Load‑Balancing Strategies

The router selects a provider for a given model request using the ProviderChooser. The strategy can be chosen via the LLM_ROUTER_BALANCE_STRATEGY variable.

The current list of available strategies, the interface description, and an example extension can be found at the link load balancing strategies


Keep‑Alive Mechanism

The keep‑alive subsystem periodically pings model endpoints to keep them warm, reducing latency for the first request after idle periods. Configuration is driven by the keep_alive field in the provider definition (see KEEPALIVE.md). Strategies that select providers can register usage with the KeepAliveMonitor, which handles scheduling and background execution.

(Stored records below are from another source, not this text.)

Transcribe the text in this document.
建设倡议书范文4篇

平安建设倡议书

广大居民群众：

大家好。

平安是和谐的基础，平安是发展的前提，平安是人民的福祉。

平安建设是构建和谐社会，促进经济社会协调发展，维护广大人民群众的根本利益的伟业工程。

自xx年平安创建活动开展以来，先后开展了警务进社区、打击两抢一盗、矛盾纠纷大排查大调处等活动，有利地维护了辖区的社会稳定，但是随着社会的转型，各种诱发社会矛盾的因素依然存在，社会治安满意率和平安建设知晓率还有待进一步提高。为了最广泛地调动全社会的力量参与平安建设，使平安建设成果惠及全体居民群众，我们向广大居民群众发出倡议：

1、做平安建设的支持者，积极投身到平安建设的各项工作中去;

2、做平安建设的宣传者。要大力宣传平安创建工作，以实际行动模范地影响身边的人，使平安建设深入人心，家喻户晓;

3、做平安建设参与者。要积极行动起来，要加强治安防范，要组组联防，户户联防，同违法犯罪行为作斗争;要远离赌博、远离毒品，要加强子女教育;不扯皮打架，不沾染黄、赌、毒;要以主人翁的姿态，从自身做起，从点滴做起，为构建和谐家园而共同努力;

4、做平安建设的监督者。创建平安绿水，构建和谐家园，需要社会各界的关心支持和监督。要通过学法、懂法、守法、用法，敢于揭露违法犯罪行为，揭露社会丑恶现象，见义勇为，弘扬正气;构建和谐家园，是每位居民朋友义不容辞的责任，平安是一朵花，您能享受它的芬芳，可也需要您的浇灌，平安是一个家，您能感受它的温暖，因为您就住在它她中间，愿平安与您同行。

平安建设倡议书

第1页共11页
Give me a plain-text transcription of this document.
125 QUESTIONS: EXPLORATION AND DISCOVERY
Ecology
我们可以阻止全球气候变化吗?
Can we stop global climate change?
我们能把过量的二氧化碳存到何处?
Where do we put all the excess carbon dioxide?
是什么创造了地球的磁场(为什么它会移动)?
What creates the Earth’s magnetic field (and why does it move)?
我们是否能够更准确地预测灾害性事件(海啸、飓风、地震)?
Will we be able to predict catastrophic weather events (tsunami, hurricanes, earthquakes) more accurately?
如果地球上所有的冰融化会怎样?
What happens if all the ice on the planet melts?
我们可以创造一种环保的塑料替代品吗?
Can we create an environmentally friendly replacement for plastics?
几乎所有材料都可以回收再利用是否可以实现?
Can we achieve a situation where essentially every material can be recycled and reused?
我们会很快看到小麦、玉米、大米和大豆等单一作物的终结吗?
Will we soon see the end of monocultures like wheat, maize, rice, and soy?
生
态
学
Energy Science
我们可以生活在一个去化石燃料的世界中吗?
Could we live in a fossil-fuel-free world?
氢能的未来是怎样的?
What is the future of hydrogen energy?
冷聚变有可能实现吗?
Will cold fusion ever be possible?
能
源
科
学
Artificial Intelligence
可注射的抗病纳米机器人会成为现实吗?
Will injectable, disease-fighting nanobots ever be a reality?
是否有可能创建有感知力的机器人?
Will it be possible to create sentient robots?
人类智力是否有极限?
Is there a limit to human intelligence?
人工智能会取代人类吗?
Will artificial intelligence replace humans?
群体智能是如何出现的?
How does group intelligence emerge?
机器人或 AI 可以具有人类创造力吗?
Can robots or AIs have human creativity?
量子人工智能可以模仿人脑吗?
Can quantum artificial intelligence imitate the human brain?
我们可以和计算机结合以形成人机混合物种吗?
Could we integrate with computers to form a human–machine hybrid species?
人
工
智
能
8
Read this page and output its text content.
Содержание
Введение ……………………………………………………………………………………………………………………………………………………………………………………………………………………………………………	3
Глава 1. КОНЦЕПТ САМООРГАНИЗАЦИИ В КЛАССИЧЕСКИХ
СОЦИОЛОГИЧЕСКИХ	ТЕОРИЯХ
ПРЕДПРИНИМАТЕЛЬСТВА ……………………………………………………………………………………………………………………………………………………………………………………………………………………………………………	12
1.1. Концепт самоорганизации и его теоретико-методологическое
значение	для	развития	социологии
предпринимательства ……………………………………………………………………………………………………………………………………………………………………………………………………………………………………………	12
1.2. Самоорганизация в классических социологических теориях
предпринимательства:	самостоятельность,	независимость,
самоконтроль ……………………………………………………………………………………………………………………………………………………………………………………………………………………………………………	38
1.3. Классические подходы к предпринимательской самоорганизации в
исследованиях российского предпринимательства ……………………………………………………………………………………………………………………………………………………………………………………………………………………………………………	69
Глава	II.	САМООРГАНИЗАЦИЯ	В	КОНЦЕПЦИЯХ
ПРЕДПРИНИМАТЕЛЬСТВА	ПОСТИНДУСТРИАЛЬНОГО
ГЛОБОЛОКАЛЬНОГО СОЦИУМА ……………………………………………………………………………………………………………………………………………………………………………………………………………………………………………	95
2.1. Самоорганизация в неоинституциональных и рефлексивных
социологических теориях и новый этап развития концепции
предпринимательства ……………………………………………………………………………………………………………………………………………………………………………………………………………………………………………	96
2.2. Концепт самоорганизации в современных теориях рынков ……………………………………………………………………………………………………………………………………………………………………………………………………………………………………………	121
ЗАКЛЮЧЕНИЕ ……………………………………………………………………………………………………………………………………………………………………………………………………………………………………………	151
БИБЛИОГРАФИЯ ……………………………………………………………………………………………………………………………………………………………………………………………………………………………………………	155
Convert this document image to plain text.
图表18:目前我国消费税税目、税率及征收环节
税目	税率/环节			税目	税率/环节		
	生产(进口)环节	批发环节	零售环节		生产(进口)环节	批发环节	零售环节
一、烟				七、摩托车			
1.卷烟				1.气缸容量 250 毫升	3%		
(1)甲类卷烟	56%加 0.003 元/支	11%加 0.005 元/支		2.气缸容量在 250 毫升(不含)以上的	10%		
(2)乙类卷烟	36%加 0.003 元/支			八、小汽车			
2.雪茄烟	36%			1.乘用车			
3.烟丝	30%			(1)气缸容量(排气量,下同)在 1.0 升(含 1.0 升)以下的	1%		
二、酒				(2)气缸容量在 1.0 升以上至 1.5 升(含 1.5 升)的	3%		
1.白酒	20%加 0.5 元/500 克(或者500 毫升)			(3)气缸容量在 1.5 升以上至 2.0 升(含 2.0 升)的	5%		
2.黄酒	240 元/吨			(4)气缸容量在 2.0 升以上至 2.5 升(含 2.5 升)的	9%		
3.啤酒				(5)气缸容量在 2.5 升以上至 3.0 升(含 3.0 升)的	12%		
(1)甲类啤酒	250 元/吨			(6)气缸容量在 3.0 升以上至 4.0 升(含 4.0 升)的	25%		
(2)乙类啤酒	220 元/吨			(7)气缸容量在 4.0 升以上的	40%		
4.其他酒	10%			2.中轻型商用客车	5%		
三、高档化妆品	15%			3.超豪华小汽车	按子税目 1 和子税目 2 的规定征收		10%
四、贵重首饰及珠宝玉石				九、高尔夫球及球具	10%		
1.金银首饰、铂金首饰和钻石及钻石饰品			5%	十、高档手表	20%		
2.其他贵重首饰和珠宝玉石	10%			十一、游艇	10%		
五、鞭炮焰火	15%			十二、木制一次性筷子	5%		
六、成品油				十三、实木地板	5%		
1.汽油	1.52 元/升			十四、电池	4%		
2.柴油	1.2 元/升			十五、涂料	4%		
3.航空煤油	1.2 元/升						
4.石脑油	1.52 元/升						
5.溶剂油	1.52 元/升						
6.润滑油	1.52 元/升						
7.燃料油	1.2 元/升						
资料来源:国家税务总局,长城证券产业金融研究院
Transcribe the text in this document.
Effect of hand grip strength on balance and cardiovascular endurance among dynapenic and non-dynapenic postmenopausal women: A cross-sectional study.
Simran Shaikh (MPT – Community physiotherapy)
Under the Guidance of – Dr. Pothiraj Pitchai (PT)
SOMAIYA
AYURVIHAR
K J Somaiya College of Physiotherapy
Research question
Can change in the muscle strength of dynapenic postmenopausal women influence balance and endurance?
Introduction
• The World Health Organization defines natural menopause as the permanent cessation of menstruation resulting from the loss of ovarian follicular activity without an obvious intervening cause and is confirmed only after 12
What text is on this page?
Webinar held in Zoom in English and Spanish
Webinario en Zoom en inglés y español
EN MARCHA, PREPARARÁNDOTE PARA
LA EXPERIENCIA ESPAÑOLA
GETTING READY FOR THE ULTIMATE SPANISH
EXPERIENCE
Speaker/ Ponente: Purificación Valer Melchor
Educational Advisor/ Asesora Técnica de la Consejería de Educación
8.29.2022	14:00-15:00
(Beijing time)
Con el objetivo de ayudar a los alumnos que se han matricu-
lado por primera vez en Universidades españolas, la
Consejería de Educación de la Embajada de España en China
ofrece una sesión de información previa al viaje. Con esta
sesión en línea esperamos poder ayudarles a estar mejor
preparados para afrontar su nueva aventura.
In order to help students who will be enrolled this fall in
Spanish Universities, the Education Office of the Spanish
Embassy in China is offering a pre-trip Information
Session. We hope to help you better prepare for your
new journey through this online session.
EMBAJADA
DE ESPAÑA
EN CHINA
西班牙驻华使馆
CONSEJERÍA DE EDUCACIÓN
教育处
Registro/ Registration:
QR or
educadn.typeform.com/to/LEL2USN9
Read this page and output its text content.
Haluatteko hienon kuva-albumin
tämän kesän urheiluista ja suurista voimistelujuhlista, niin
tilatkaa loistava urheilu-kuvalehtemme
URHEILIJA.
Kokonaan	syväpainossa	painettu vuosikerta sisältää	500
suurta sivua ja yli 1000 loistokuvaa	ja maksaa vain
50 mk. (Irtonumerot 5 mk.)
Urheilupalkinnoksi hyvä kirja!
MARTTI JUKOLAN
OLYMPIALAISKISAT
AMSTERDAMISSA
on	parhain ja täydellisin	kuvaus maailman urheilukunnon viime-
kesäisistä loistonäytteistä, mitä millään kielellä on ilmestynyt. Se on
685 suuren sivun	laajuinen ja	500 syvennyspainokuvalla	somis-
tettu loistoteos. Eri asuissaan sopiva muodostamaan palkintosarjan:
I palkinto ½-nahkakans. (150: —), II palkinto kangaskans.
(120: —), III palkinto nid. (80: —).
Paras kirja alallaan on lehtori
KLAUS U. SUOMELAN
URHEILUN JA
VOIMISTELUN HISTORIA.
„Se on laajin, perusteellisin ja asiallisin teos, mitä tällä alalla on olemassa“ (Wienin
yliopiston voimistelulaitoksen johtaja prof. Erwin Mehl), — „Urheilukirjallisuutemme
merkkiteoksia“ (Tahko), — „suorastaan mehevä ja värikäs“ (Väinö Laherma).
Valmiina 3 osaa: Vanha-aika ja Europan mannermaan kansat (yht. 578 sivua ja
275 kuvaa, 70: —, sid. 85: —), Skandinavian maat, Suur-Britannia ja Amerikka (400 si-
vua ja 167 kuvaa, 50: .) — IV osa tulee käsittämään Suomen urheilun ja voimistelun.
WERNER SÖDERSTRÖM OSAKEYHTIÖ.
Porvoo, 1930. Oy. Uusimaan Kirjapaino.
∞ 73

For details on how to enable and configure keep‑alive, refer to the dedicated documentation: Keep‑Alive Overview


Extending the Router

Adding a New Provider Type

  1. Implement ApiTypesI
    Create a class (e.g., MyProviderType) that implements the abstract methods chat_ep, chat_method, completions_ep, and completions_method.
  2. Register in Dispatcher
    Add the class to ApiTypesDispatcher._REGISTRY with a lowercase key.
  3. Update Constants (optional)
    If you need a new balance strategy, extend BalanceStrategies in constants_base.py.

Adding a New Endpoint

  1. Choose a base class:
    • EndpointWithHttpRequestI for full proxy behaviour (default).
    • PassthroughI if you only need to forward the request unchanged.
    • Directly subclass EndpointI for non‑proxy use cases.
  2. Define REQUIRED_ARGS, OPTIONAL_ARGS, and optionally SYSTEM_PROMPT_NAME.
  3. Implement prepare_payload(self, params) – convert incoming parameters to the payload expected by the downstream model.
  4. (Optional) Set self._prepare_response_function to post‑process the model response.
  5. The endpoint will be auto‑discovered by EndpointAutoLoader at startup.

Prompt Files

Prompt files live under the directory configured by LLM_ROUTER_PROMPTS_DIR.
File naming convention: <category>/system/<lang>/<prompt-id>.
Placeholders such as ##PLACEHOLDER## can be replaced via self._map_prompt in the endpoint implementation.


Monitoring & Metrics

When LLM_ROUTER_USE_PROMETHEUS=1 (or true) the router automatically:

  • Exposes a /metrics endpoint (Prometheus format).
  • Tracks request counts, latency histograms, in‑progress gauges, and error counters.

You can scrape this endpoint with a Prometheus server or query it manually.


License

llm-router-api is released under the Apache 2.0. See the LICENSE file in the repository for full terms.